Dev Blog

Hi, this is the Stranded III development blog (see also Forum Thread, Comment Thread).

Overview (114 Entries)

Entry 111 - Building Placement & Hold-Keys - February 5, 2023

Building Placement/Snapping
The building placement & snapping system is now implemented and working. It currently supports 4 modes:
• free: The default. Allows to freely place stuff on the ground with any rotation along the Y-axis. Used for stuff like campfires and storages.
• grid: Stuff is placed in a grid with a specific size. The grid orientation and origin is based on the closest building with the same mode so stuff snaps to the matching grid automatically. If no building is nearby you can place and rotate stuff freely. This is for building parts like walls, floors, roofs etc.
• two points: You define start and end points for buildings. Nearby points snap together. These buildings can scale to some extent to perfectly fill gaps when snapping. This is mainly for fences and defensive walls. It may also be used for water pipes or tracks if I decide to add something like that.
• mounted: Stuff snaps to nearby buildings with a defined logic. E.g. pictures which can only be put on walls etc.

There are various parameters to control the behavior in detail. Moreover it's possible to add extra placement logic and restrictions with Lua.
The same snapping logic is also active by default in the editor when placing buildings / building parts. It can be disabled though.

IMG:https://stuff.unrealsoftware.de/pics/s3dev/build.gif

This gif shows the grid mode which allows to place stuff really quickly and easily. In most cases the building parts even rotate automatically as intended because rotation is coupled with the direction in which you're looking. So all I had to do to build this simple structure is moving around, looking around and clicking. I didn't rotate anything manually.

Hold-Keys
Stranded III now supports keys which need to be held down for a moment (a second) to trigger an action. This is a very common input pattern in games. It has (at least) two cool advantages:
√ It makes it harder to trigger critical actions by accident
√ It allows to offer 2x the amount of actions with the same amount of keys (as each key can have a press and a hold action)

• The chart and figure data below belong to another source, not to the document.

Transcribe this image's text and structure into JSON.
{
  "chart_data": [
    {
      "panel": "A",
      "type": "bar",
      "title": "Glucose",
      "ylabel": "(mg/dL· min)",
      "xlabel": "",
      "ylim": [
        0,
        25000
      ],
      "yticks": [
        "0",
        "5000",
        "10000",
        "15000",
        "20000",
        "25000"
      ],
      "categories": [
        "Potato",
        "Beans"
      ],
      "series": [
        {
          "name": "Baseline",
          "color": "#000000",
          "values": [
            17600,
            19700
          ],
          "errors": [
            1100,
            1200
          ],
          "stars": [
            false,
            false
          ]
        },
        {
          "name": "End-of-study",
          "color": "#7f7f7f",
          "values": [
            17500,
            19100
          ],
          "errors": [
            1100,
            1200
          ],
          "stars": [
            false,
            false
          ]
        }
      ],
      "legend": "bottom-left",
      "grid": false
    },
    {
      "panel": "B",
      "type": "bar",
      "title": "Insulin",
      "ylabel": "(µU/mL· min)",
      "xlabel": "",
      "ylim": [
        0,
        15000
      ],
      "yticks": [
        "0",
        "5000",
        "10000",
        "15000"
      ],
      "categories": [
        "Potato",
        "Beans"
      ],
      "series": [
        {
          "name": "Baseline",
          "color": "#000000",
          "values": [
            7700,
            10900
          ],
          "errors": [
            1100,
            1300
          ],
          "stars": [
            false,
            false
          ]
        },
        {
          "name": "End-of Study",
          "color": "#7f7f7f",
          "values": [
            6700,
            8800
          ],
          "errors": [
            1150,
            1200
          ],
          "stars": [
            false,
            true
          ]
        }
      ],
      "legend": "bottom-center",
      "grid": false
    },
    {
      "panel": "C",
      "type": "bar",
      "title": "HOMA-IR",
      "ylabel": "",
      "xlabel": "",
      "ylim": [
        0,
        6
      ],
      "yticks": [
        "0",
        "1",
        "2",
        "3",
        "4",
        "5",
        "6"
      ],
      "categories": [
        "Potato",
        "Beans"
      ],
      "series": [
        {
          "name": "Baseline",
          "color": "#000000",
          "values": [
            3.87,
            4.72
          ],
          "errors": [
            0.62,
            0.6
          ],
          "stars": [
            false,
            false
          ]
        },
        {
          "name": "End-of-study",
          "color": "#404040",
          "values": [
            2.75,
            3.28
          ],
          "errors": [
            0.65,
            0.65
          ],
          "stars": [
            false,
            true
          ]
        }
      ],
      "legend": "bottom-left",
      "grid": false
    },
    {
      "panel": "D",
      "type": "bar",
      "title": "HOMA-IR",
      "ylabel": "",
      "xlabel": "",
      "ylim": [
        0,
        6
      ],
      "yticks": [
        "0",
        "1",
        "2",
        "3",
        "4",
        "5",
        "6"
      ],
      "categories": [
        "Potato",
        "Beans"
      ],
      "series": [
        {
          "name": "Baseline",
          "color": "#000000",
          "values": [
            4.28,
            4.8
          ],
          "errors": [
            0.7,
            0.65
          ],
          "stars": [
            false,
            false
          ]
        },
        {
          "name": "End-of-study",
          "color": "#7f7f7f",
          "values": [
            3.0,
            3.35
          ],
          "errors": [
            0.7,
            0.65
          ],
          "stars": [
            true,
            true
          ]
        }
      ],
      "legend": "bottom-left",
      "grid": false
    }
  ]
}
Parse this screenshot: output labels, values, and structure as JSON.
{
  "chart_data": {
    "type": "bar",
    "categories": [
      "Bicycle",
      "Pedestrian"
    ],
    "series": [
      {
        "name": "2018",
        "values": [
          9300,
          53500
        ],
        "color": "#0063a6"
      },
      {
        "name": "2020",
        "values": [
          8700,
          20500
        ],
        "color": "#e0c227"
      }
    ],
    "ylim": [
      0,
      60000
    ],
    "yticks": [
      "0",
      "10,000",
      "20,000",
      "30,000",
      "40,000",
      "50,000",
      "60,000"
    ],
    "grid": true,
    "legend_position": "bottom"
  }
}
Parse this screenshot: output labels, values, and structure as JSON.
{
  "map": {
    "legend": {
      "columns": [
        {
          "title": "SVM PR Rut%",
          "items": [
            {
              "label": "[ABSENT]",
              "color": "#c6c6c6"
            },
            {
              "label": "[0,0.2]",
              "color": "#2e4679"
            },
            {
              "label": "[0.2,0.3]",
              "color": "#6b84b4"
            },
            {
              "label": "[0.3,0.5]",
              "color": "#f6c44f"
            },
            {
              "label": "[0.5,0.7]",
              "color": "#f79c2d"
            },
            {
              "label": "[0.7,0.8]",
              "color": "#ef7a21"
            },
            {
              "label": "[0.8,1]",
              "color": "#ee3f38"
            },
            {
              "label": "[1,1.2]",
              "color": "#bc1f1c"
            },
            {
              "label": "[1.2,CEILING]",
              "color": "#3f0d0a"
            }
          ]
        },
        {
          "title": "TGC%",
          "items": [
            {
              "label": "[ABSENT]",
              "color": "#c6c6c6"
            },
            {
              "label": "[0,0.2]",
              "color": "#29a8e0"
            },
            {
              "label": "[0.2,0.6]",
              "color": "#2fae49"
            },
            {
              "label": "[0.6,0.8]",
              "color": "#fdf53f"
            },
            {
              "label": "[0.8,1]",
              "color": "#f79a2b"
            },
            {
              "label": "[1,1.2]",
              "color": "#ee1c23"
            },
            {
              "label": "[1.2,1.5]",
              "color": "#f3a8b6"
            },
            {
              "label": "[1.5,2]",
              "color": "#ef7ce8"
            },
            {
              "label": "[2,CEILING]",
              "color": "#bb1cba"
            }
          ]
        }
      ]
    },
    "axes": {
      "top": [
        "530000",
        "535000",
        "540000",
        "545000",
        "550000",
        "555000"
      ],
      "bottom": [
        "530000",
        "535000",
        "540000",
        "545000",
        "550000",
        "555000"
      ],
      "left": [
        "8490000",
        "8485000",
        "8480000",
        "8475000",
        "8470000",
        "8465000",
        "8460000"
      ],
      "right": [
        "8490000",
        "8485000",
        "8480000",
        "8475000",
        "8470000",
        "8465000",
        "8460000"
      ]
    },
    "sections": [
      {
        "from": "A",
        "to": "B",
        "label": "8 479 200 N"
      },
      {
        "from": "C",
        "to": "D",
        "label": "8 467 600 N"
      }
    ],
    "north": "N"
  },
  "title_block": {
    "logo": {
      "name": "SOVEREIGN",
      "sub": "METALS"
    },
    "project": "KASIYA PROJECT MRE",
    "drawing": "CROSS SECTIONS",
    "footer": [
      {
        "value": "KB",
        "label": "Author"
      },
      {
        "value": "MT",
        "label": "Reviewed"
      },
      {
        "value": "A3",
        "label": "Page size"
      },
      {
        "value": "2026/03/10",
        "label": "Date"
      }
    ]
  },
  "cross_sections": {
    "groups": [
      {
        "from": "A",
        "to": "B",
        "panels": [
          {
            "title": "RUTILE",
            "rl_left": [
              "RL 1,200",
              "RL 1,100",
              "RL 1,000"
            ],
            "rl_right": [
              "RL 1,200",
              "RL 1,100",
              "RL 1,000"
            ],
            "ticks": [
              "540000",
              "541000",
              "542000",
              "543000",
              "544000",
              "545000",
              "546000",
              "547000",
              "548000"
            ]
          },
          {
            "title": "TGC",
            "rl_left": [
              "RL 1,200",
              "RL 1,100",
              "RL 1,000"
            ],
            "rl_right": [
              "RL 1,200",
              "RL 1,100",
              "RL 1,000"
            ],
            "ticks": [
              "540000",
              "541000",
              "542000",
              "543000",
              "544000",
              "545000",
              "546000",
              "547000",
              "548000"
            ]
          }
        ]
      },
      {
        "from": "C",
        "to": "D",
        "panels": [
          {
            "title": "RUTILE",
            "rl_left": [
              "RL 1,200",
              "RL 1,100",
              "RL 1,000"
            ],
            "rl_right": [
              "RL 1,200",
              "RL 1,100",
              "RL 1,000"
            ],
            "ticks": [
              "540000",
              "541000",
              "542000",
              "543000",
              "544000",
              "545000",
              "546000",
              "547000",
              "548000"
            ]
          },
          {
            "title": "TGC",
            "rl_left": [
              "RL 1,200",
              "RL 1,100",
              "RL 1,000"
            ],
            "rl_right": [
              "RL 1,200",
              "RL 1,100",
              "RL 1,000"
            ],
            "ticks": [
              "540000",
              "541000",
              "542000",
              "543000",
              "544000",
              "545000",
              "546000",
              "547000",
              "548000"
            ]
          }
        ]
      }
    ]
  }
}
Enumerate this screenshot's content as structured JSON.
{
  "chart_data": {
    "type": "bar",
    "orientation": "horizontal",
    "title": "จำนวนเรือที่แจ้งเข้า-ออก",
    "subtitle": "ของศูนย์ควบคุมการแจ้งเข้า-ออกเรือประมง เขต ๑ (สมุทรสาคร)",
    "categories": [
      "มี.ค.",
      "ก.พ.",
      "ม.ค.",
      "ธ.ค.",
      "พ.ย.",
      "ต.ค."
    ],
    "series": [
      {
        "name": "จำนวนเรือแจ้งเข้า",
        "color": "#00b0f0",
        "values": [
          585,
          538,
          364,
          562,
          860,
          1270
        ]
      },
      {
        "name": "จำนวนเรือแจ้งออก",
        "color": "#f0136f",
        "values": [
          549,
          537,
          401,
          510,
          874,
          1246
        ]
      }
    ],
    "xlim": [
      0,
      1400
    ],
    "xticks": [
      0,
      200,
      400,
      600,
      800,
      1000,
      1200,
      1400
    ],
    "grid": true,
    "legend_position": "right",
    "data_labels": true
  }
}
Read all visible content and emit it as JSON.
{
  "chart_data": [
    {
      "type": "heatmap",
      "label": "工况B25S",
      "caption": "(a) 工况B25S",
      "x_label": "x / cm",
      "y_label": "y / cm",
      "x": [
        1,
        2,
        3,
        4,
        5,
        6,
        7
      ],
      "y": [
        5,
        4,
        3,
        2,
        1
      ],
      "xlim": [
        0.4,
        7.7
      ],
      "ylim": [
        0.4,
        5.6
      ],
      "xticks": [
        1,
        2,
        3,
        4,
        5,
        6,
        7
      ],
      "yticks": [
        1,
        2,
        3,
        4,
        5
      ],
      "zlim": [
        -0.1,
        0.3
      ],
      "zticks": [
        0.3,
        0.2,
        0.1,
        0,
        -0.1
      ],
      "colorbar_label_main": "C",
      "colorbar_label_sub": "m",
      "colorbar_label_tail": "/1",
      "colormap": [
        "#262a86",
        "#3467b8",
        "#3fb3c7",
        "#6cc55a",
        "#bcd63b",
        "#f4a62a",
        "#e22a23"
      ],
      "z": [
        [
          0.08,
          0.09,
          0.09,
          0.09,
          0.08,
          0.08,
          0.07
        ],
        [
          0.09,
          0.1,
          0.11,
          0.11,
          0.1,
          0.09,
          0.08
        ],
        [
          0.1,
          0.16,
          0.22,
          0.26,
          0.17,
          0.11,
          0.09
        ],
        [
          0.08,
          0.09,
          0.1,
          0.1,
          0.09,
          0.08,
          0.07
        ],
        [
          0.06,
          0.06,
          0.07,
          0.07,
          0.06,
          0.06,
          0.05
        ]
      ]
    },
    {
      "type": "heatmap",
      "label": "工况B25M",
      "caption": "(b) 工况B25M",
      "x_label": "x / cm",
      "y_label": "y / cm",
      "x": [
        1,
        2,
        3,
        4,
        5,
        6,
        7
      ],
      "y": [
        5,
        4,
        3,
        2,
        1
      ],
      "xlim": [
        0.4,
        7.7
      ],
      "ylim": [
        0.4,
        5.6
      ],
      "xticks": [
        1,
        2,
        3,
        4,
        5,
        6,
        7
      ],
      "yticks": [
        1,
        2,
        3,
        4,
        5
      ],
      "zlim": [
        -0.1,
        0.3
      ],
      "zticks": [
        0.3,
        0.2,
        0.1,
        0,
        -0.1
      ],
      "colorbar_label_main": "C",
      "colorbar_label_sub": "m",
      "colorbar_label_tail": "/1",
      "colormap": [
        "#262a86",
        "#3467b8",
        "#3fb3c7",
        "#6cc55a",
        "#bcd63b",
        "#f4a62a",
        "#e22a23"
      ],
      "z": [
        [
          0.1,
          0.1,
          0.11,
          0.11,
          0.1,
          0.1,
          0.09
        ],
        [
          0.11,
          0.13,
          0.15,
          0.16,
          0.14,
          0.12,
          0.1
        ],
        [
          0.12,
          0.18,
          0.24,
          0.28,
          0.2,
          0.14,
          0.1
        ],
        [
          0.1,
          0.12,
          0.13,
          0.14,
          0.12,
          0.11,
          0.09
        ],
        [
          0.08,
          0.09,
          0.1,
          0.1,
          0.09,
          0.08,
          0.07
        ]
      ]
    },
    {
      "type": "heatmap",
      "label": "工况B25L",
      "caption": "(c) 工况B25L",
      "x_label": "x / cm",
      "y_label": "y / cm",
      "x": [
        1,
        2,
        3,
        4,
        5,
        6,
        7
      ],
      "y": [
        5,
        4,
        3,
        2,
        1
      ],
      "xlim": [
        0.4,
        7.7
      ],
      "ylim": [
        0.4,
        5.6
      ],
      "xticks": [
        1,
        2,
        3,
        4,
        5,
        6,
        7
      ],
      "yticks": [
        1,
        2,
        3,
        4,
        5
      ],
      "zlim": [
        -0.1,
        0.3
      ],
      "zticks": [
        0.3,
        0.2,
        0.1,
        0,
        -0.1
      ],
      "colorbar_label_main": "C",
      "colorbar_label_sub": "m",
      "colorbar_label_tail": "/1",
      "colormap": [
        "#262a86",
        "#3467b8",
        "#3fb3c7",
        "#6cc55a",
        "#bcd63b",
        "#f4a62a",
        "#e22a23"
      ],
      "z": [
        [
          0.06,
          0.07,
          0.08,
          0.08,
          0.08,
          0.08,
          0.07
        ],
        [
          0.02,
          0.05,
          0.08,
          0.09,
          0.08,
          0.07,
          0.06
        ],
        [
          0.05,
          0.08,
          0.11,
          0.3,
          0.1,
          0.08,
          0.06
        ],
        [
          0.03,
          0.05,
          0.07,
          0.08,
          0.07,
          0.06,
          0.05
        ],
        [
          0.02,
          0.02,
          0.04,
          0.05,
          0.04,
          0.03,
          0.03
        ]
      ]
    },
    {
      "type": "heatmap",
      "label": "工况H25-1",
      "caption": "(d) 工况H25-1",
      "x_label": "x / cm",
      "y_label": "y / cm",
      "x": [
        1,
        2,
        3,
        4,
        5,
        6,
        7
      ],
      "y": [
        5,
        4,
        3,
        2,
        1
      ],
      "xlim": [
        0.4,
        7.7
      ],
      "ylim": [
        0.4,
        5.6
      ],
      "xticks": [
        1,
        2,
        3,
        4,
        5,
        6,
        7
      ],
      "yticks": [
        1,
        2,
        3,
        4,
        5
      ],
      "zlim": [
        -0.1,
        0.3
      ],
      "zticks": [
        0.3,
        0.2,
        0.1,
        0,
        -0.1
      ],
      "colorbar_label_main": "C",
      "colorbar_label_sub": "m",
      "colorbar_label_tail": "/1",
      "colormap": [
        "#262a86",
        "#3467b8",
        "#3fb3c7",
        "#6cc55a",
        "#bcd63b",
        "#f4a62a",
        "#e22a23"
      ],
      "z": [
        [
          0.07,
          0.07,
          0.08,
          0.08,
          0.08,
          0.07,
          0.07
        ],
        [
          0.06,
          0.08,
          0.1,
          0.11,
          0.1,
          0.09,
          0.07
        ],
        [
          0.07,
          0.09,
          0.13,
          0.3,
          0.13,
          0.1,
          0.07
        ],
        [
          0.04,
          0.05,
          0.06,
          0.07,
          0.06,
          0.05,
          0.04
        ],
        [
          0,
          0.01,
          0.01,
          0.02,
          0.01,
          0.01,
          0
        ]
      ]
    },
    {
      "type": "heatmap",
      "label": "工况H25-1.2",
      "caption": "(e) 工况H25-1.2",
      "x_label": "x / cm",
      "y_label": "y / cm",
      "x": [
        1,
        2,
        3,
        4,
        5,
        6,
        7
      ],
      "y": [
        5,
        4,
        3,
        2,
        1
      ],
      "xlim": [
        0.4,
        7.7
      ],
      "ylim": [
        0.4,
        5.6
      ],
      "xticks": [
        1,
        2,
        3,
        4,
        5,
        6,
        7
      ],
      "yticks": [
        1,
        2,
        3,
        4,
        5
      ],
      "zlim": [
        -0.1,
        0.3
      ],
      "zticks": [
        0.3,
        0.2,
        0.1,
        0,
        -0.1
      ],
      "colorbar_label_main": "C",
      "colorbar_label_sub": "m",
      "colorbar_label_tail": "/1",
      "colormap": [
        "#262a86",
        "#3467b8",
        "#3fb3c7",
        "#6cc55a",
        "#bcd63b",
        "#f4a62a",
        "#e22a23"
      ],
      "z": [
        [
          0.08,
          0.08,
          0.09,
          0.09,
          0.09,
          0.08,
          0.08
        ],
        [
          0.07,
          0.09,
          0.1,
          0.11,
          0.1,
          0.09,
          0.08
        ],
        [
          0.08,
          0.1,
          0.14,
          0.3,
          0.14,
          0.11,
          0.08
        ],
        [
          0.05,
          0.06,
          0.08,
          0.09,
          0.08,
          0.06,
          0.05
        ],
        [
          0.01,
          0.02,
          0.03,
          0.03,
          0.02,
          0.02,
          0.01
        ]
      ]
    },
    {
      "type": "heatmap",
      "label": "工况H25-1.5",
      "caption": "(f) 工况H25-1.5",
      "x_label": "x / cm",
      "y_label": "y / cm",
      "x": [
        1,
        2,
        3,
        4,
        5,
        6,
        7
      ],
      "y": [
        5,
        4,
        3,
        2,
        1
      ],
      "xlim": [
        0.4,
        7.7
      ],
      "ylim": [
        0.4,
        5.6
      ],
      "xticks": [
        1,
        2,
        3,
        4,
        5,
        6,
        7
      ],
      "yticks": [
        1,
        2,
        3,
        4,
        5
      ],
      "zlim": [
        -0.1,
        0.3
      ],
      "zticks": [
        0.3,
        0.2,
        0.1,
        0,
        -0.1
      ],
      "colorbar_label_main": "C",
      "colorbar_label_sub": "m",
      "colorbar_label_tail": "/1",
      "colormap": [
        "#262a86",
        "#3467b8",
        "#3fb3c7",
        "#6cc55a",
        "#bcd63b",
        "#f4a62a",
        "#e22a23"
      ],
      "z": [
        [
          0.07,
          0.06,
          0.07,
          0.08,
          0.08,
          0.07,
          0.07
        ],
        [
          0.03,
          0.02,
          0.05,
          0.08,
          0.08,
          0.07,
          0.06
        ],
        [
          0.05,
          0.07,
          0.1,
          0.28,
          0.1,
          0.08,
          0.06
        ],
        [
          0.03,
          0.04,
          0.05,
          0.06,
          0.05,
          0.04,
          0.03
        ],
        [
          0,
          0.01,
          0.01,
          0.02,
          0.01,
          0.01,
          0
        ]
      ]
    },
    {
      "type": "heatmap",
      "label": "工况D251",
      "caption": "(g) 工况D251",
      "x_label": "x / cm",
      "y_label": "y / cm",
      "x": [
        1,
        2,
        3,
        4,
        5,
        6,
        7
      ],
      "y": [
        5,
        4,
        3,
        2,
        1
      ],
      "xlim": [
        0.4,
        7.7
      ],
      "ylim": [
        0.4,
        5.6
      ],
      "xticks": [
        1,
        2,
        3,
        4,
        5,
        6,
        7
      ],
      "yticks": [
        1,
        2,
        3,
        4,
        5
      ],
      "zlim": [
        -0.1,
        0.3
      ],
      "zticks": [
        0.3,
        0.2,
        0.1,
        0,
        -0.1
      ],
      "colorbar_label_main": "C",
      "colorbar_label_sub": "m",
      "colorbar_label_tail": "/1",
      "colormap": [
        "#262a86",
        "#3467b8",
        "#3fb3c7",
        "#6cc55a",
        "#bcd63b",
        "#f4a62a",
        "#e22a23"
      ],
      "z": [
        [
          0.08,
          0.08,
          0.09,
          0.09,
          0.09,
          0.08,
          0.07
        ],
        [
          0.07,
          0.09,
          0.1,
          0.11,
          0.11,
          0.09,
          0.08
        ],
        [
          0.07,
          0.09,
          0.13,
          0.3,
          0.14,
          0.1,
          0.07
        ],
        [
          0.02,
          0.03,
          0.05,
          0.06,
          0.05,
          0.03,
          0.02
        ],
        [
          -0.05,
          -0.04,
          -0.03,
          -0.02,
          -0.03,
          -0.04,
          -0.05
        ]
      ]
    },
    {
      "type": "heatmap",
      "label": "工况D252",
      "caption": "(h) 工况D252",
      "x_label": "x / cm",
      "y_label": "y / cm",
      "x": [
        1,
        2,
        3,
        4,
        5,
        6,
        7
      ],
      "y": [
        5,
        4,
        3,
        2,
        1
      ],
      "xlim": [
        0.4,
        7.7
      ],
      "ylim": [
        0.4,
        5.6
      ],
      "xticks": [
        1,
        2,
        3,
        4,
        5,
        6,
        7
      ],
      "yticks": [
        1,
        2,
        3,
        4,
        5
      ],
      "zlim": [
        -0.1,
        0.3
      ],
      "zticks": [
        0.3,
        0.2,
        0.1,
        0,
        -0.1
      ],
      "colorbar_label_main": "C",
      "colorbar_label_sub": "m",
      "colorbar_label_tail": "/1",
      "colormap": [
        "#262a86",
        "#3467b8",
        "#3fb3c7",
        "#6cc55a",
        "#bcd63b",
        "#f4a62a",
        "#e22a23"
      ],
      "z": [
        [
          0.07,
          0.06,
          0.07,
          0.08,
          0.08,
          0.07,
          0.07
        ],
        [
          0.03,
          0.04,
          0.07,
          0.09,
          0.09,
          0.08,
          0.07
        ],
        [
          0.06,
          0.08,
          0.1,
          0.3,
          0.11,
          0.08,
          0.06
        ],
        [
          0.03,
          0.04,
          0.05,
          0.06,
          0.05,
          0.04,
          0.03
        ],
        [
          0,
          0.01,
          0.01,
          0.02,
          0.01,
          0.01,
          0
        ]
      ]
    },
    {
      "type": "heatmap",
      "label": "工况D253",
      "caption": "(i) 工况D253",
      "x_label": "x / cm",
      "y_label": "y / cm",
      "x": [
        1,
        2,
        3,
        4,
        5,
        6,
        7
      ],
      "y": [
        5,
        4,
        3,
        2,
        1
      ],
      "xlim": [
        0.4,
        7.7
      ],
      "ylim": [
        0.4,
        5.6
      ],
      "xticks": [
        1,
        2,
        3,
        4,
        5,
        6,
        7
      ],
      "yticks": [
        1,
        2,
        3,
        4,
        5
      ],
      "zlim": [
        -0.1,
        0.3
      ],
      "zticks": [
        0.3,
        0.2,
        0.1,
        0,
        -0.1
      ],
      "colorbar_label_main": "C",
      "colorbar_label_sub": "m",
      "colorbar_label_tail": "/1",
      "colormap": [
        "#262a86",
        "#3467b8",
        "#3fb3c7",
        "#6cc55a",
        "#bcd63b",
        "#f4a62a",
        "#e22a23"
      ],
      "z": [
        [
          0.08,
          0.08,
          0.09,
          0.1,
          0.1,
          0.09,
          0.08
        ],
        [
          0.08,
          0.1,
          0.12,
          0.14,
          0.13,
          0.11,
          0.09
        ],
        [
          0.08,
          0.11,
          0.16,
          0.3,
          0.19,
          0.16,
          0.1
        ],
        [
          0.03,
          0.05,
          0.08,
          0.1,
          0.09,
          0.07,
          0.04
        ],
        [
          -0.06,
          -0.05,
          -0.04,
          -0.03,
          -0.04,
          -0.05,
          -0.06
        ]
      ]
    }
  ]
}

The first action I used this for is destroying building sites and buildings.
IMG:https://stuff.unrealsoftware.de/pics/s3dev/ui/holdbutton.gif


Transform Gizmos²
I now fully replaced my "own" implementation of transform handles with the great solution by Peter @sHTiF Stefcek (https://github.com/pshtif/RuntimeTransformHandle.)
That's because my own implementation had less features and also some issues and limitations. I had to adjust/extend a few things but now you're also able - for instance - to move objects along 3 or 2 axes at once which can be quite useful. Moreover I can now easily use these handles for everything in the editor and not just entity placement.